Performance comparison
In the following article we'd like to present some performance comparions of our Java compilation task compared to other existing solutions.
All the comparisons are done on the same and single machine. The comparions are done on Windows 10, with the Windows Defender being turned off all times. When doing the comparisons, we'll be using the build daemons of each participating tool when applicable.
During the measurements, we'll be doing some warm-up round(s) for each tools which won't be part of the result. Then we compute the average of the measured times and that will be the result of a measurement. We don't use any benchmarking/profiling tools, and don't set any options that instrument the tools for benchmarking.
We'll use the Measure-Command
PowerShell cmdlet to measure the time it takes to execute a build. (We use the time the cmdlet displays instead that the given tool displays to have a consistent measuring practice.) Note that when the tools are used inside an IDE, the startup cost of the Java processes may be omitted.
When clean builds are measured, the previous outputs are manually cleaned from the output directory rather than running clean
commands for a given tool.
The following comparisons will focus plainly on clean and incremental Java compilation. If you're interested in Java testing performance comparison, have a look here.
Gradle comparison
In the following measurements we'll be focusing on the Gradle build tool. It is popular in the JVM ecosystem, and also supports other languages. We won't be directly comparing to Maven, as one can deduce the results based on our and the Gradle vs Maven performance comparison.
In our tests we'll be performing the same test-case scenarios that the Gradle team used vs Maven. We'll also add some other comparisons that include annotation processing and other use-cases.
We'll be using the (currently latest) 6.0.1
version of Gradle in the following tests.
Apache Commons Lang
For this measurement we take the current latest available version of the master branch, and perform clean and incremental compilations.
We can see that saker.build is faster in all cases. It performs the clean build 17.5% faster, while the advantage for incremental compilations grows over 50-70%.
The test case includes two incremental compilation scenarios. In both of them we just simple insert a new line at the start of the file to force its recompilation. The significant difference between them that the DiffResult
class contains a constant field. In these cases Gradle falls back to full recompilation of the entire Java source set. As we are very fond of constants, we felt that a comparison for this needed to be included.
Large multi-project
In the following measurement we compile a project that contains of multiple cross-dependent Java subprojects. We took the Gradle large multi-project codebase as the basis of the test, removed unnecesssary testing and library classpath code, and simplified the Gradle build process to have a fair comparison.
We also used the --parallel
flag when invoking Gradle, as without it the builds were much slower. The actual project that was built is available here.
Saker.build produced 40-70% faster build times for the above scenarios. When measuring the incremental builds, we separated them into two category. One which doesn't modify the structure of the Java classes (Application Binary Interface keeping), and one that changes the class structure (ABI changing). In both cases the project1/src/main/java/org/gradle/test/performance1_4/Production1_315.java
file was modified.
When the ABI is kept, we just added a new line at the start of the file to cause the recompilation of the source file. In this case only the modified source file was recompiled, and no other dependent subprojects are compiled again. This is true for both saker.build and Gradle.

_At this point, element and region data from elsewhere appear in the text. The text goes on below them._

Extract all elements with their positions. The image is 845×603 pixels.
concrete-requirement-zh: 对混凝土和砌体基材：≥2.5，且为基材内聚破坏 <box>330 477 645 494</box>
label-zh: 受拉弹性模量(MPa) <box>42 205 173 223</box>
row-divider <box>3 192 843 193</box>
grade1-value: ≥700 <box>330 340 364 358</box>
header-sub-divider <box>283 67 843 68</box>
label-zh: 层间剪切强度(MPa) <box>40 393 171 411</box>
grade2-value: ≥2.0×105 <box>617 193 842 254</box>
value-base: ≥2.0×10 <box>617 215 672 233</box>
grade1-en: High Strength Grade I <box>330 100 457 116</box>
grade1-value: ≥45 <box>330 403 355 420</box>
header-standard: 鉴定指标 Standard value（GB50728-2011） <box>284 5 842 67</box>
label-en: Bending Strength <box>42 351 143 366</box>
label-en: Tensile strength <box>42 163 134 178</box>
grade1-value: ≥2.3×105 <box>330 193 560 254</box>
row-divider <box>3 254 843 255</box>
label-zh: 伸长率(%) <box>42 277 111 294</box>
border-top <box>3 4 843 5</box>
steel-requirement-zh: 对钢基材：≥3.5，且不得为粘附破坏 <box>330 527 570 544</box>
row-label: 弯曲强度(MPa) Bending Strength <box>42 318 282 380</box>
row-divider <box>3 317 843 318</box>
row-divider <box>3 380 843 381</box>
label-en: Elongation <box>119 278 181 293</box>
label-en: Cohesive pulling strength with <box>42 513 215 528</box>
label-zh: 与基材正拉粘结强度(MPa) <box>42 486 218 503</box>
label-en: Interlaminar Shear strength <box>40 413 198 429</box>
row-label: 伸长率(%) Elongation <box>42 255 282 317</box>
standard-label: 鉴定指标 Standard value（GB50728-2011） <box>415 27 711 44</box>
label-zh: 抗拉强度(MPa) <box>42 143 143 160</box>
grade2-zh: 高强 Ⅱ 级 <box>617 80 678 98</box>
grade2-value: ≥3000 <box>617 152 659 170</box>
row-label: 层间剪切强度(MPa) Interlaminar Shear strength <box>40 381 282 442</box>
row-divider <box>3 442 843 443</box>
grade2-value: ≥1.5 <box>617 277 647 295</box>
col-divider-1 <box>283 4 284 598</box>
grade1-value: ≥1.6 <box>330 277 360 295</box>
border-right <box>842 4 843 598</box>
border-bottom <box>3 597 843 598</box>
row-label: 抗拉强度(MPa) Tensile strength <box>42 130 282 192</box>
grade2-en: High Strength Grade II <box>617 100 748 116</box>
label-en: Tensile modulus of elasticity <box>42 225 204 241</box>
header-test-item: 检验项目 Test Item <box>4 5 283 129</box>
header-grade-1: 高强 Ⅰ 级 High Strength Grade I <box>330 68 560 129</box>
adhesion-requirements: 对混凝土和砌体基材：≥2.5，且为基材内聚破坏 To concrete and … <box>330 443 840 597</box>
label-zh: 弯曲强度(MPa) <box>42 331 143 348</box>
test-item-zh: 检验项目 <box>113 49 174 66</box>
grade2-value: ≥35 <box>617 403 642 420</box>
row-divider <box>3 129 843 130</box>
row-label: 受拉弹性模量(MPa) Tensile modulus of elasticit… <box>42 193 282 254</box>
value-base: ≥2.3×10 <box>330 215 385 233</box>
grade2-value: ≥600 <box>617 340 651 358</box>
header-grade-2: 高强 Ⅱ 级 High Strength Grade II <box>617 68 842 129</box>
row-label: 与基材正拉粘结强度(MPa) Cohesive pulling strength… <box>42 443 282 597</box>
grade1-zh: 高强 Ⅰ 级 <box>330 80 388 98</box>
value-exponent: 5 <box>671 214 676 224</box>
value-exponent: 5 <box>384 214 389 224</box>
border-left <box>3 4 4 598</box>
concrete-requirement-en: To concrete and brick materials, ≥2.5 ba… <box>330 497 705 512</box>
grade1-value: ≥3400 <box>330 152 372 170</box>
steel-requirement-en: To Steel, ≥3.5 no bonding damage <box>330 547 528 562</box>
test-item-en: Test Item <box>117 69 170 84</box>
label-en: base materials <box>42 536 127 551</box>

For the ABI changing tests, we added a new public int i
field for every measurement that we've performed. This causes all the subprojects which depend on the structure of the Production1_315
class to be recompiled. In the end, multiple subprojects are recompiled. This was the case where the difference between the two tools were the smallest, saker.build is only 41% faster than Gradle.
Large monolithic project
Next up is a measurement that compiles large amount of Java sources in a single compilation pass. The project is taken from the Gradle single-large-project performance comparion scenario, and we measured both tools by running the builds. We've cleaned up the Gradle build file so it doesn't include unnecessary dependencies and IDE plugins.
Although the graph is a bit out of scale due to the huge differences between the clean and incremental build times, we can still see that saker.build is 50-80% faster in all of the above test cases. The ABI keeping and ABI changing scenarios were done similarly to the Large multi-project scenario.
Annotation processing
We'd like to include tests for incremental scenarios using annotation processors, however, we encountered such bugs in the Gradle build system that prevented running them. We wanted to test two annotation processors (one aggregating, one isolating), however, the Gradle builds resulted in compilation errors and stackoverflows.
We'll be running the measurements once the issue 11559 is fixed by Gradle.
Conclusion
Based on the above measurements we can see that saker.java.compile()
task of the saker.build system can perform Java builds significantly faster. If we decide to use saker.build inside an IDE, then the incremental compilation times can shrink even more, as the startup time of the JVM can be omitted. This usually results in a decrease of 500-600 ms for the build times.
If the results convinced you, and you feel like saker.build may be an appropriate tool for you use-case, we recommend trying it out.